Use this step to cut through the jargon and complexity, focusing the lens of your positioning work on something simple, short and memorable.

WHO. Who are we for? What market and ideal customer? 

You’ve defined your ICP already, so why is this step necessary? Identifying and understanding those customers who truly love you helps push through one of the biggest challenges of tightening up product positioning – faulty assumptions. Customers who love you might do so because you’re meeting a unique set of needs not considered, or at some point devalued. Use this step to both test your ICP and the underlying sources of current customer affinity.

DIFFERENCE. What makes us different compared to competitors or other alternatives. This step is yet another assumptions-killer and serves as a review of the Fluvio GTM Model steps that came before. Have you discussed – as a positioning team – the research, ICP, personas, and competition, challenging assumptions about past positioning? Have you always thought of yourselves as an “x” provider? Have you only served the “y” market? Did customers in interviews or recorded sales calls offer perspectives that were outliers worth understanding? 


BUILDING THE MESSAGE FRAMEWORK

You’ve done actual positioning. Great job! Now the work begins. 

You’ll find that with a collective alignment across your Launch Team on the key questions of positioning, the creation of messaging will flow faster than you can say “frictionless” (but please don’t).

Positioning’s a Lens, Messaging's a Prism

Collectively narrowing the focus of your value message in positioning sets you up perfectly for the prism of messaging. With effective positioning, everyone’s clear on what makes you different. Now your message framework can do the work of helping a wider range of audiences understand your value in their varied contexts. Effective messaging is important because it…

  • Aligns internal teams on key talking points and naming conventions.

  • Addresses the key pain points that make your product relevant.

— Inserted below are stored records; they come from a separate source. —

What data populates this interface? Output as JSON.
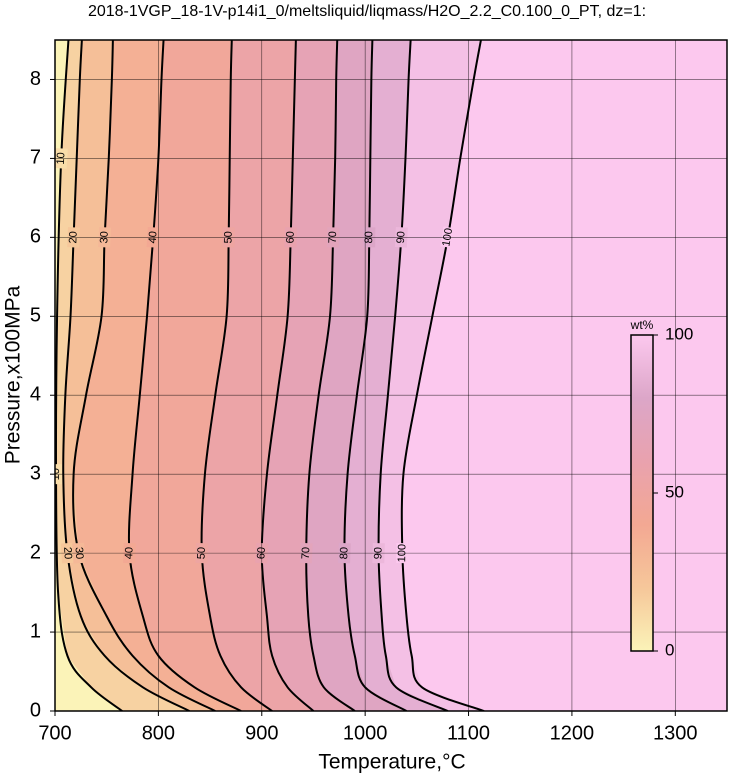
{
  "chart_data": {
    "type": "contour",
    "title": "2018-1VGP_18-1V-p14i1_0/meltsliquid/liqmass/H2O_2.2_C0.100_0_PT, dz=1:",
    "x_label": "Temperature,°C",
    "y_label": "Pressure,x100MPa",
    "xlim": [
      700,
      1350
    ],
    "ylim": [
      0,
      8.5
    ],
    "xticks": [
      700,
      800,
      900,
      1000,
      1100,
      1200,
      1300
    ],
    "yticks": [
      0,
      1,
      2,
      3,
      4,
      5,
      6,
      7,
      8
    ],
    "grid": true,
    "colorbar": {
      "label": "wt%",
      "clim": [
        0,
        100
      ],
      "ticks": [
        0,
        50,
        100
      ],
      "colormap": [
        "#fbf3b8",
        "#f6c79a",
        "#f3a893",
        "#e9a2ae",
        "#dca6c8",
        "#fcc8ee"
      ]
    },
    "contours": [
      {
        "level": 10,
        "x": [
          765,
          735,
          712,
          703,
          701,
          702,
          706,
          713
        ],
        "y": [
          0,
          0.3,
          0.7,
          1.5,
          3,
          5,
          7,
          8.5
        ]
      },
      {
        "level": 20,
        "x": [
          830,
          785,
          748,
          725,
          712,
          708,
          710,
          715,
          718,
          721,
          724,
          726
        ],
        "y": [
          0,
          0.3,
          0.7,
          1.2,
          2,
          3,
          4,
          5,
          6,
          7,
          8,
          8.5
        ]
      },
      {
        "level": 30,
        "x": [
          855,
          810,
          775,
          750,
          723,
          718,
          730,
          745,
          748,
          752,
          755,
          756
        ],
        "y": [
          0,
          0.3,
          0.7,
          1.2,
          2,
          3,
          4,
          5,
          6,
          7,
          8,
          8.5
        ]
      },
      {
        "level": 40,
        "x": [
          880,
          835,
          800,
          785,
          772,
          775,
          782,
          789,
          795,
          800,
          803,
          805
        ],
        "y": [
          0,
          0.3,
          0.7,
          1.2,
          2,
          3,
          4,
          5,
          6,
          7,
          8,
          8.5
        ]
      },
      {
        "level": 50,
        "x": [
          910,
          880,
          860,
          850,
          842,
          845,
          855,
          866,
          868,
          869,
          870,
          871
        ],
        "y": [
          0,
          0.3,
          0.7,
          1.2,
          2,
          3,
          4,
          5,
          6,
          7,
          8,
          8.5
        ]
      },
      {
        "level": 60,
        "x": [
          950,
          925,
          910,
          905,
          900,
          905,
          915,
          925,
          928,
          930,
          932,
          933
        ],
        "y": [
          0,
          0.3,
          0.7,
          1.2,
          2,
          3,
          4,
          5,
          6,
          7,
          8,
          8.5
        ]
      },
      {
        "level": 70,
        "x": [
          990,
          960,
          950,
          945,
          943,
          946,
          955,
          966,
          969,
          971,
          972,
          973
        ],
        "y": [
          0,
          0.3,
          0.7,
          1.2,
          2,
          3,
          4,
          5,
          6,
          7,
          8,
          8.5
        ]
      },
      {
        "level": 80,
        "x": [
          1040,
          1000,
          990,
          984,
          980,
          983,
          992,
          1002,
          1004,
          1005,
          1006,
          1007
        ],
        "y": [
          0,
          0.3,
          0.7,
          1.2,
          2,
          3,
          4,
          5,
          6,
          7,
          8,
          8.5
        ]
      },
      {
        "level": 90,
        "x": [
          1080,
          1030,
          1020,
          1016,
          1013,
          1015,
          1022,
          1029,
          1035,
          1039,
          1042,
          1044
        ],
        "y": [
          0,
          0.3,
          0.7,
          1.2,
          2,
          3,
          4,
          5,
          6,
          7,
          8,
          8.5
        ]
      },
      {
        "level": 100,
        "x": [
          1115,
          1055,
          1045,
          1040,
          1036,
          1037,
          1050,
          1065,
          1080,
          1092,
          1105,
          1112
        ],
        "y": [
          0,
          0.3,
          0.7,
          1.2,
          2,
          3,
          4,
          5,
          6,
          7,
          8,
          8.5
        ]
      }
    ]
  }
}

  • Highlights the benefits and outcomes that matter to customers.

  • Emphasizes differentiation versus competitors.

  • Identifies proof points (testimonials, real use cases, quotes, data points) that support your story.

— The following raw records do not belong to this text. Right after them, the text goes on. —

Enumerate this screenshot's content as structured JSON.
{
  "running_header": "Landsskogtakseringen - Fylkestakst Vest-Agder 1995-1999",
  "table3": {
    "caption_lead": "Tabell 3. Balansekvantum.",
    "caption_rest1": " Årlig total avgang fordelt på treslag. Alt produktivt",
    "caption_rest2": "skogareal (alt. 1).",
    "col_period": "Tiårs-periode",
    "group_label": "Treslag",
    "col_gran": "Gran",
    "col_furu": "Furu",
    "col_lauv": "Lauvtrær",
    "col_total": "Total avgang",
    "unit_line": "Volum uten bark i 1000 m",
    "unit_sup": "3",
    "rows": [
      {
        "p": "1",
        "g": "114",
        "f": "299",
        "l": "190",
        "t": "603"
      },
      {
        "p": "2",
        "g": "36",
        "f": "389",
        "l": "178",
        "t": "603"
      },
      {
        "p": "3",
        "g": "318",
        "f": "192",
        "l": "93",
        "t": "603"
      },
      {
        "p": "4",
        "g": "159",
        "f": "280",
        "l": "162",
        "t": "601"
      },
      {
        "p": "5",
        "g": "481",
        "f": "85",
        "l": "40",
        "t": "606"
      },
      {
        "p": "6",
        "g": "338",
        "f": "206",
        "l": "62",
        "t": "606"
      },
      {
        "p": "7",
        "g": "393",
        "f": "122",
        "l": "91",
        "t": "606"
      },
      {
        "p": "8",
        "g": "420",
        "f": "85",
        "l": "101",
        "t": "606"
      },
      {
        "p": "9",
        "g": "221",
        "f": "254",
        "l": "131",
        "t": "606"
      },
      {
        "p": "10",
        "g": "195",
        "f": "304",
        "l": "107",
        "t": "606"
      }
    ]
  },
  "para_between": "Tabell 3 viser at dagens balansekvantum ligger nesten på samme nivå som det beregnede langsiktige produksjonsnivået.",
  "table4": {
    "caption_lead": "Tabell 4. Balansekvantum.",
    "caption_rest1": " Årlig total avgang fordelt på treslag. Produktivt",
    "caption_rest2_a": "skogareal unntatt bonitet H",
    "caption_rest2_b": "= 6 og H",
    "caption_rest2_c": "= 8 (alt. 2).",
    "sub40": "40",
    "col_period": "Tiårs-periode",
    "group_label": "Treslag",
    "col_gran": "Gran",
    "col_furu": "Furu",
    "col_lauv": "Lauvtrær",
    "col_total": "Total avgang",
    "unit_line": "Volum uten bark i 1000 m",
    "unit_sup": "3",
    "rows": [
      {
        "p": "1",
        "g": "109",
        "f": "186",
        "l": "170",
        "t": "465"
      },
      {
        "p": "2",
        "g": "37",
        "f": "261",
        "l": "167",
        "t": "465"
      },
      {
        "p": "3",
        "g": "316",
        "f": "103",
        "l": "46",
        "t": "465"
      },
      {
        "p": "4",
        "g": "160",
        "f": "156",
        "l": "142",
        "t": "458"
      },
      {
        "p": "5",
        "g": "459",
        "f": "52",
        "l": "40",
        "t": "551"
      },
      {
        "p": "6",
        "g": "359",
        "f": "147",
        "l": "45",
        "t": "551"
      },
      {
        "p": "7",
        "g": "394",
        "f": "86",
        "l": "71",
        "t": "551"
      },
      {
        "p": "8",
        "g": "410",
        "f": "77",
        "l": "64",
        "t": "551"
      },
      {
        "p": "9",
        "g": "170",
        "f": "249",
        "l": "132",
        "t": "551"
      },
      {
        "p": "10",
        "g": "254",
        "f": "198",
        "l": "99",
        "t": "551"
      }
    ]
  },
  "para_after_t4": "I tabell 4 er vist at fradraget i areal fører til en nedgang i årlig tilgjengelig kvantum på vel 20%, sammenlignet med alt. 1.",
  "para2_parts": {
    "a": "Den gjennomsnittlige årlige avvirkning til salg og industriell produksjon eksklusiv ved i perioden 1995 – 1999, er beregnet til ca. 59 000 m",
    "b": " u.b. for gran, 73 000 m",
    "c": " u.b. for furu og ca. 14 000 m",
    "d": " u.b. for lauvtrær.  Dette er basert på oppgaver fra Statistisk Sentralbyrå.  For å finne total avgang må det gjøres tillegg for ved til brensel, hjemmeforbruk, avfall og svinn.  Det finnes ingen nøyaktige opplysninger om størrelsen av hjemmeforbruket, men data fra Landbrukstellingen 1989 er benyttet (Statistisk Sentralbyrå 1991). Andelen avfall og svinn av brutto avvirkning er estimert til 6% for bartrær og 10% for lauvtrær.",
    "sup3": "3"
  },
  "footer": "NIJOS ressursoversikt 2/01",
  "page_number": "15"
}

  • Allows for diversified strategies that can speak to different segments’ needs.

The Nuts and Bolts of Your Messaging Framework

Building your message framework systematically will ensure you’re interlocked with the work already completed in your positioning. 

Who is the “user” of the messaging framework? All of your cross-functional teams from sales to demand gen to other cross-functional teams like customer success and implementations. Everyone needs a toolbox to tell the story of Big Product.

Here are the key tools in your toolbox:

  • Value Proposition. A clear statement that explains the unique value your product or service delivers to customers and why it stands out from competitors.

  • Customer Pain Points. The specific challenges, frustrations, or unmet needs that your target audience experiences and seeks to resolve.

  • Outcomes. The desired state or result that customers hope to achieve by using your product or service.

  • Product Benefits. The tangible advantage or positive impact that a customer gains from using your product or service.

  • Supporting Features. A specific functionality or attribute of your product that enables its benefits and helps solve customer pain points.


CONCLUSION

Positioning and messaging are far more than polished copy or slide fodder — they are strategic instruments that define how your product competes and connects. When rooted in rigorous insight and crafted with cross-functional input, positioning tells the market why you matter, while messaging arms every team with the clarity to articulate how you deliver that value. Together, they fuel not just a successful product launch but a cohesive go-to-market engine.

Whether you’re launching a disruptive innovation or refreshing an established product, investing the time to build a strong positioning and messaging foundation will accelerate alignment, shorten sales cycles, and deepen customer trust. Done right, these aren’t just marketing outputs. They are revenue enablers and long-term strategic assets.